During NAIDOC Week, IRT Foundation is celebrating the Coomaditchie United Aboriginal Corporation’s ‘Capturing Culture’ project.
Funded by an $18,000 IRT Foundation community grant, ‘Capturing Culture’ provided an opportunity for the young people of Coomaditchie to spend time with the Elders in the community, learning more about their culture, and capturing and recording their stories.
The children created animated videos and artwork depicting the shared stories.
The colourful designs were merchandised on tote bags, calendars, gift cards, drinks holders and a picture book retelling the Five Islands Dreaming Story.
Toby Dawson, IRT Foundation manager said with the shift to a more technologically focused society, “there is a chance that children become disengaged, Elders become socially isolated and that this culture is lost forever”.
Led by Elders and Coomaditchie founders, Aunty Lorraine Brown and Aunty Narelle Thomas, ‘Capturing Culture’ sought to connect Aboriginal people across the generations, using modern and traditional media, to record and preserve the stories of 28 Aboriginal Elders.

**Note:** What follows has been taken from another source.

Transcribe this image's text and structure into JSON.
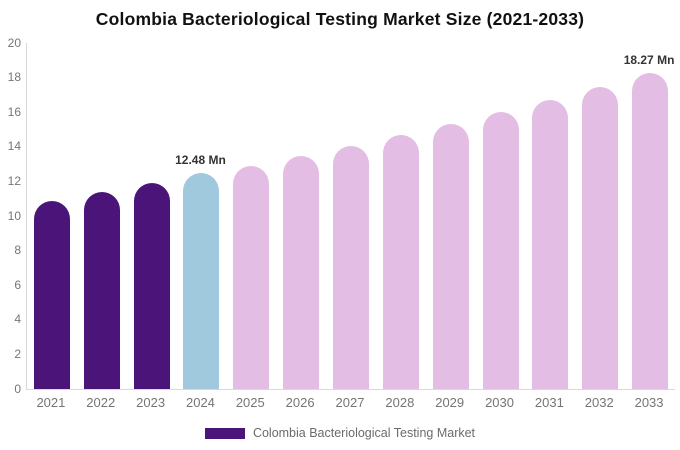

Forty community members travelled with Coomaditchie children on an Excursion to Country to Jervis Bay.
“A lot of indigenous kids are losing their culture, or don’t know anything about their culture,” Aunty Lorraine said. “So connecting them to the Elders in this program is very important.
“It's important that before we lose our Elders for the kids to listen to them and learn from them.”
To commemorate the Capturing Culture project, IRT is hanging one of the artworks, a collaboration between more than a dozen Elders and indigenous young people, in the foyer of their head office in Wollongong.